The authors use housing costs as a proxy for cost-of-living, since U.S. households spend a large share of their budget on housing, and they focus on metropolitan statistical areas (MSAs), which capture major population centers and their suburbs. The data show that households in the bottom two terciles experience relatively similar housing prices, whereas those in the top tercile face prices that are around double (see Figure 1).
To attract workers to areas with high house prices, firms have to offer more wages and/or fringe benefits. The variation in wages, however, turned out to be modest—only a 20% increase in average household earnings between the bottom and top price terciles (see Figure 2). While earnings need to rise only by about a third between the bottom and the top terciles to fully offset the cost of financing housing, the numbers suggest that older households are only partly compensated for local housing costs, at least in terms of wages.
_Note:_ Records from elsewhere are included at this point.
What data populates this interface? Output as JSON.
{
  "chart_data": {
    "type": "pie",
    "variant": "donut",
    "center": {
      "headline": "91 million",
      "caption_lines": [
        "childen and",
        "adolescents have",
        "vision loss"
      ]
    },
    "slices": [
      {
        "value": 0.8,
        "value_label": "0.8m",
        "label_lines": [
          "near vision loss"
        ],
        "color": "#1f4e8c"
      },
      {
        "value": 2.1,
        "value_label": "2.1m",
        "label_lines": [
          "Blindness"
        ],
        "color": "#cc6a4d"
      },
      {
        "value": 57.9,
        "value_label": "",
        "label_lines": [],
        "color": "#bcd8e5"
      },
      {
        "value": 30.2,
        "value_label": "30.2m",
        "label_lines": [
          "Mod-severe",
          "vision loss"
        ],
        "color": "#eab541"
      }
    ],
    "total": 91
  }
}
Given the small difference in earnings, it is not surprising that regression results show that even doubling the median house decreases the replacement rate by only 2.4 percentage points. Although this relationship is highly statistically significant, it is economically small given that the average replacement rate in the lowest-cost MSAs is 53% (see Figure 3).
The analysis then turns to behavioral impacts. Table 1 presents regression estimates for the three outcomes of interest.
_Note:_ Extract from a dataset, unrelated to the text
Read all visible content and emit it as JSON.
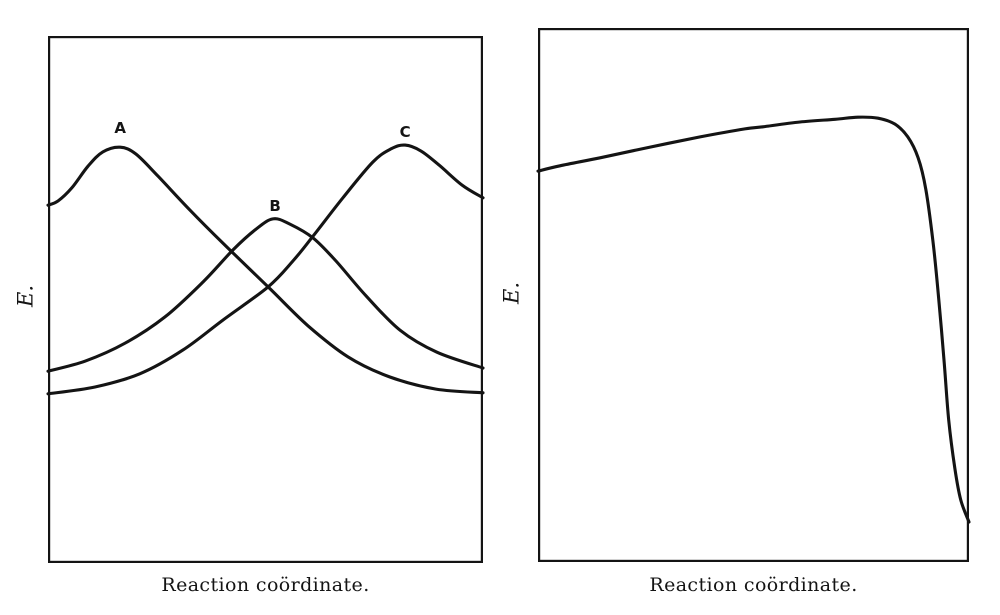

On the saving front, doubling the median house price in a household’s MSA is associated with increased financial assets worth nearly two times lifetime average annual earnings. This amount of new saving virtually eliminates the replacement-rate gap.
Turning to the claiming age, the impact of the median house price is positive—indicating that workers retire later when they live in high-cost areas, all else equal—but it is small in magnitude and statistically insignificant.
Finally, with respect to decisions about relocating, households living in high-cost areas are more likely to move across MSAs, but the regression estimate is only weakly significant.
In short, variations in Social Security replacement rates across the country do not appear to be that big of a deal. Yes, they are lower in high-cost areas, but the gap is small. And households appear to respond primarily by saving more.